08 Jun The Diving Connection.
From my recent video (link here) you may have noticed that I went diving with my father for the first time. This was special to me for many reasons, but first here is some backstory.
Growing up, my father was mostly absent due to the fact that he was constantly working. Even when he was home, he was working (in his head) and never completely present. So, despite that he was physically there, he was always thinking about work. You can imagine that as a children, we didn’t understand this and it lead to us feeling emotionally distant from him.
Now, I don’t blame him for his choice. In fact, my family enjoys our current lifestyle and freedom thanks to that choice. His business educated me and my brother in the Netherlands and provided a more-than-comfortable lifestyle for us and for that I am eternally grateful.

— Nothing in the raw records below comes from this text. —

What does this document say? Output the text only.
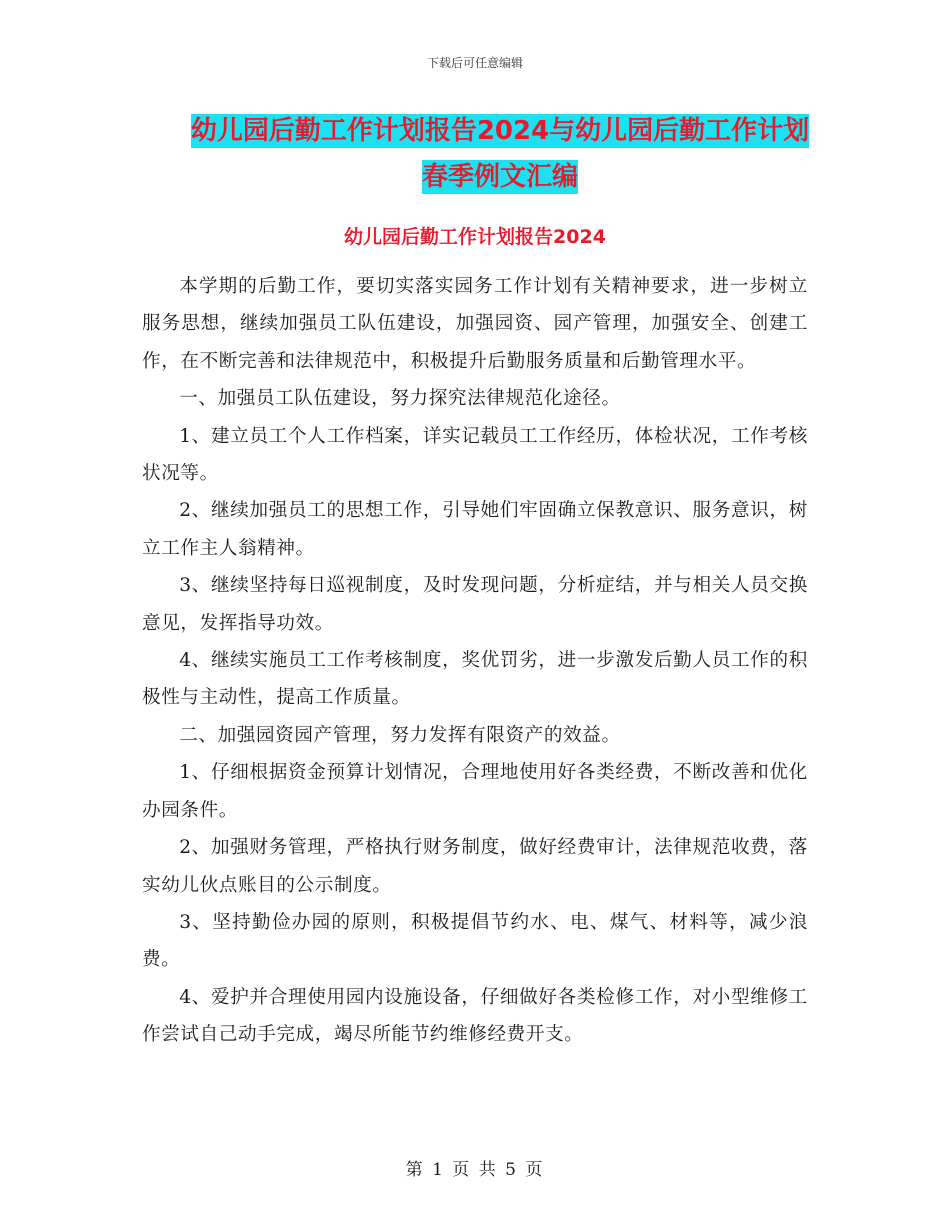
下载后可任意编辑
幼儿园后勤工作计划报告2024与幼儿园后勤工作计划
春季例文汇编
幼儿园后勤工作计划报告2024

本学期的后勤工作，要切实落实园务工作计划有关精神要求，进一步树立服务思想，继续加强员工队伍建设，加强园资、园产管理，加强安全、创建工作，在不断完善和法律规范中，积极提升后勤服务质量和后勤管理水平。

一、加强员工队伍建设，努力探究法律规范化途径。

1、建立员工个人工作档案，详实记载员工工作经历，体检状况，工作考核状况等。

2、继续加强员工的思想工作，引导她们牢固确立保教意识、服务意识，树立工作主人翁精神。

3、继续坚持每日巡视制度，及时发现问题，分析症结，并与相关人员交换意见，发挥指导功效。

4、继续实施员工工作考核制度，奖优罚劣，进一步激发后勤人员工作的积极性与主动性，提高工作质量。

二、加强园资园产管理，努力发挥有限资产的效益。

1、仔细根据资金预算计划情况，合理地使用好各类经费，不断改善和优化办园条件。

2、加强财务管理，严格执行财务制度，做好经费审计，法律规范收费，落实幼儿伙点账目的公示制度。

3、坚持勤俭办园的原则，积极提倡节约水、电、煤气、材料等，减少浪费。

4、爱护并合理使用园内设施设备，仔细做好各类检修工作，对小型维修工作尝试自己动手完成，竭尽所能节约维修经费开支。

第 1 页 共 5 页
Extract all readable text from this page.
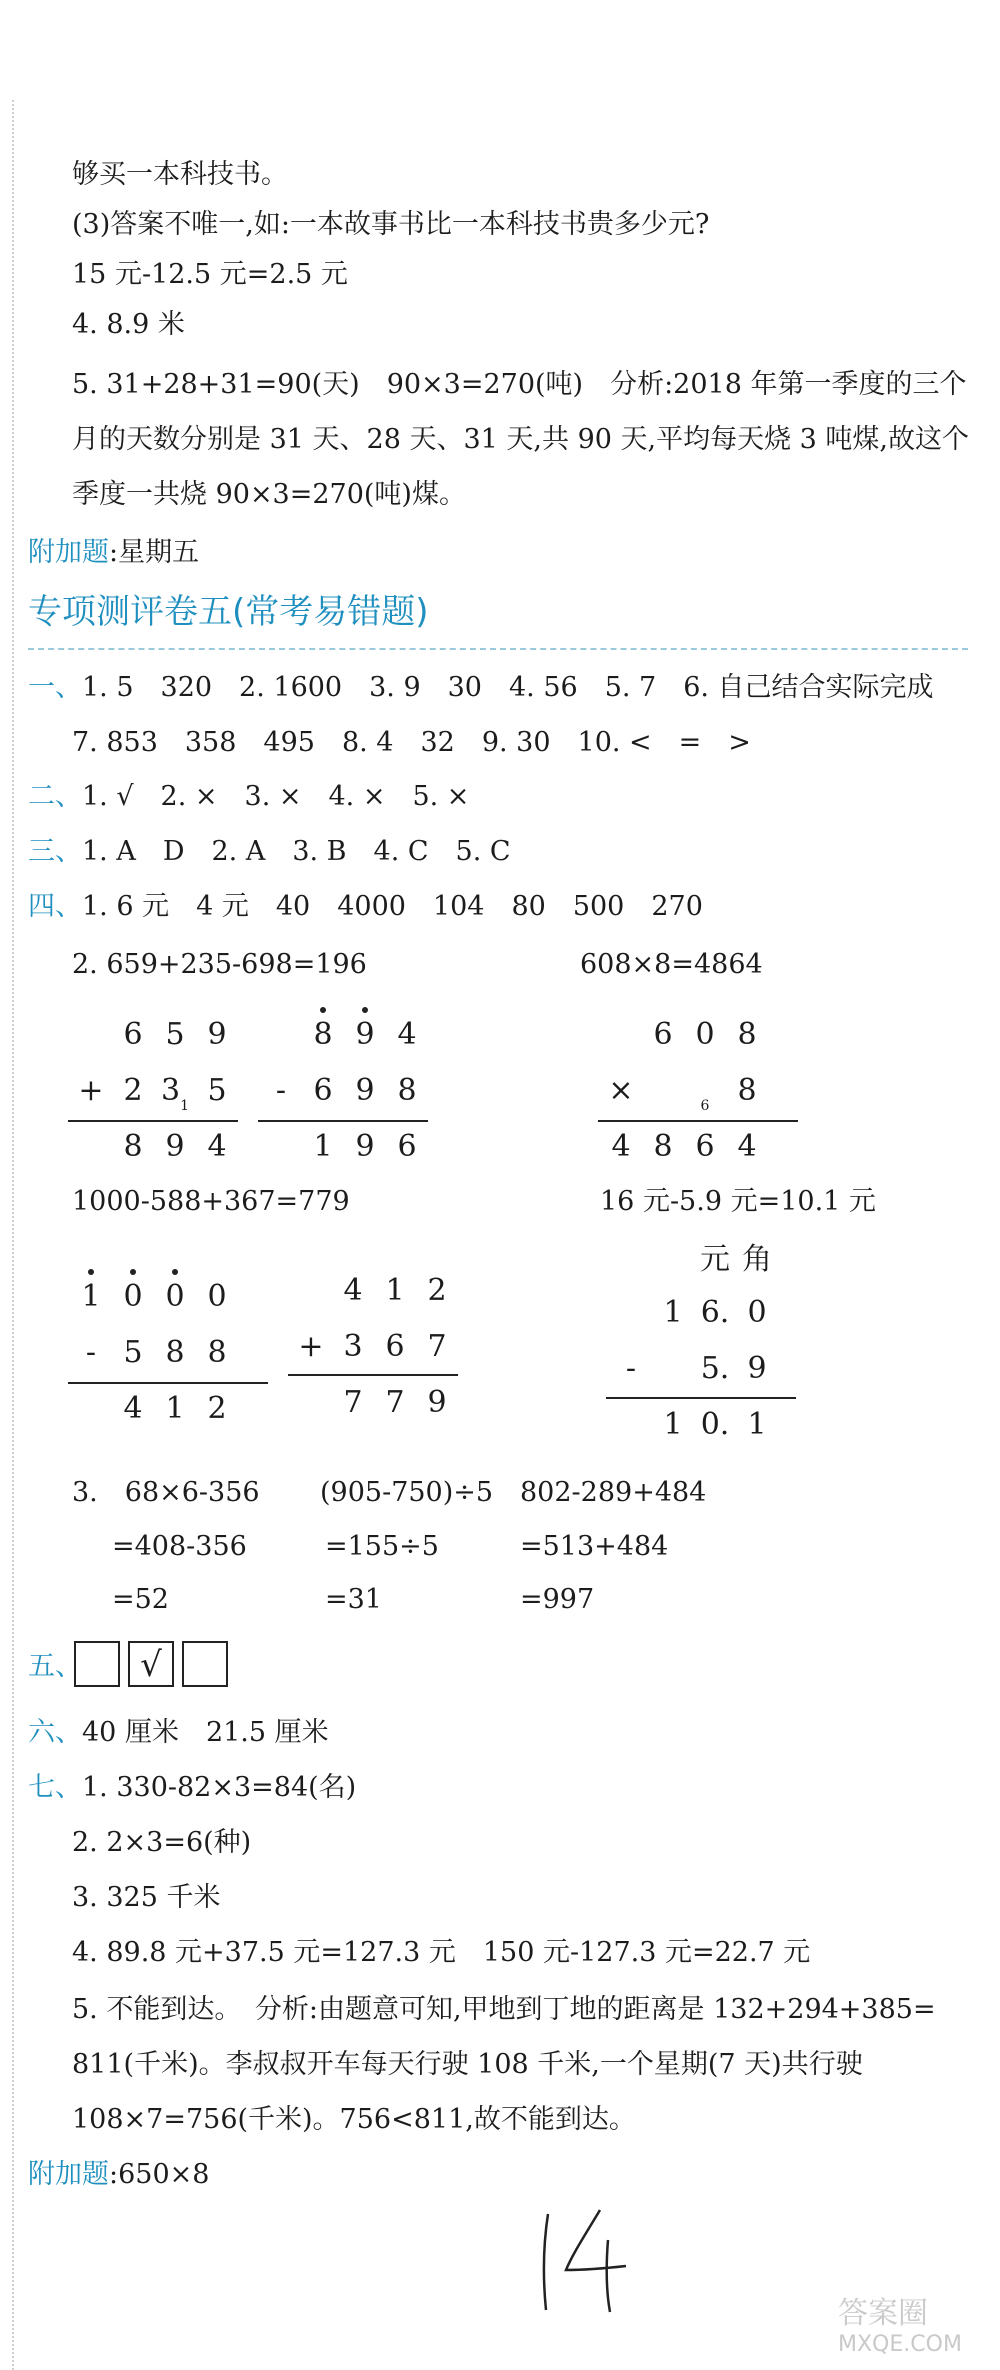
够买一本科技书。
(3)答案不唯一,如:一本故事书比一本科技书贵多少元?
15 元-12.5 元=2.5 元
4. 8.9 米
5. 31+28+31=90(天)　90×3=270(吨)　分析:2018 年第一季度的三个
月的天数分别是 31 天、28 天、31 天,共 90 天,平均每天烧 3 吨煤,故这个
季度一共烧 90×3=270(吨)煤。
附加题:星期五
专项测评卷五(常考易错题)
一、1. 5　320　2. 1600　3. 9　30　4. 56　5. 7　6. 自己结合实际完成
7. 853　358　495　8. 4　32　9. 30　10. <　=　>
二、1. √　2. ×　3. ×　4. ×　5. ×
三、1. A　D　2. A　3. B　4. C　5. C
四、1. 6 元　4 元　40　4000　104　80　500　270
2. 659+235-698=196	608×8=4864
6 5 9
+ 2 $3_1$ 5
8 9 4
8 9 4
- 6 9 8
1 9 6
6 0 8
×	$_6$ 8
4 8 6 4
1000-588+367=779	16 元-5.9 元=10.1 元
1 0 0 0
- 5 8 8
4 1 2
4 1 2
+ 3 6 7
7 7 9
元 角
1 6. 0
-	5. 9
1 0. 1
3.　68×6-356
=408-356
=52
(905-750)÷5
=155÷5
=31
802-289+484
=513+484
=997
五、	√
六、40 厘米　21.5 厘米
七、1. 330-82×3=84(名)
2. 2×3=6(种)
3. 325 千米
4. 89.8 元+37.5 元=127.3 元　150 元-127.3 元=22.7 元
5. 不能到达。　分析:由题意可知,甲地到丁地的距离是 132+294+385=
811(千米)。李叔叔开车每天行驶 108 千米,一个星期(7 天)共行驶
108×7=756(千米)。756<811,故不能到达。
附加题:650×8
14
答案圈
MXQE.COM
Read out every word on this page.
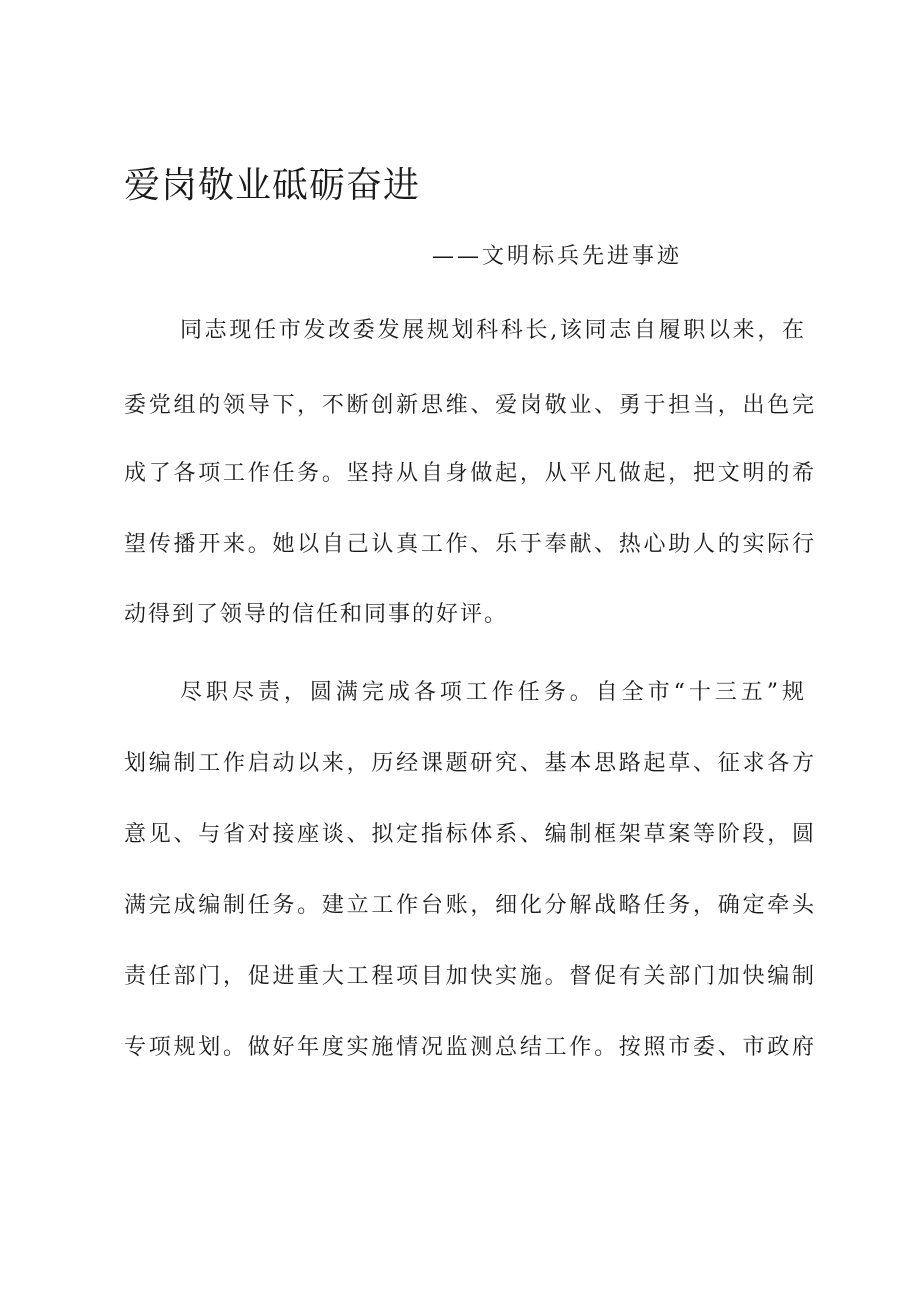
爱岗敬业砥砺奋进

——文明标兵先进事迹

同志现任市发改委发展规划科科长,该同志自履职以来，在

委党组的领导下，不断创新思维、爱岗敬业、勇于担当，出色完

成了各项工作任务。坚持从自身做起，从平凡做起，把文明的希

望传播开来。她以自己认真工作、乐于奉献、热心助人的实际行

动得到了领导的信任和同事的好评。

尽职尽责，圆满完成各项工作任务。自全市“十三五”规

划编制工作启动以来，历经课题研究、基本思路起草、征求各方

意见、与省对接座谈、拟定指标体系、编制框架草案等阶段，圆

满完成编制任务。建立工作台账，细化分解战略任务，确定牵头

责任部门，促进重大工程项目加快实施。督促有关部门加快编制

专项规划。做好年度实施情况监测总结工作。按照市委、市政府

So just like with most things in life, you win some and you lose some.
What does that have to do with diving?
Well, it is the first time in a long time that I see him doing something for pleasure or just because he is interested in it. He entire existence was always about work and obviously that was never healthy for him. I am glad I’m finally seeing him trying to enjoy life. Furthermore, for me as an advanced open water diver (soon to be certified rescue diver) it was one of the first times that he is behind me in skills and ability in a particular field. He just finished his first level, the open water certification and I am 3 levels above. He is a proud person and for him it is difficult to be a beginner in anything, especially compared to me or my brother. So seeing him try and/or not care about the struggle of being a beginner in diving brought me great joy.
Perhaps more than anything, the most important thing is that I am feeling connected to him through a shared interest. As I explained, throughout my childhood we never got to do the normal dad-son stuff that most families do. So for us to finally do something together, especially something that I am good at, is special. I think you can see it from our smiles in the photo that it meant something.
I am thankful that I have the opportunity to reconnect with my family. So many people miss that in their lives and I’m really sorry about that. However, I think you should know this is a two way street. I have always made attempts to connect with him and finally he is doing the same. I am glad he has the desire to change for the better and in the process help us do the same.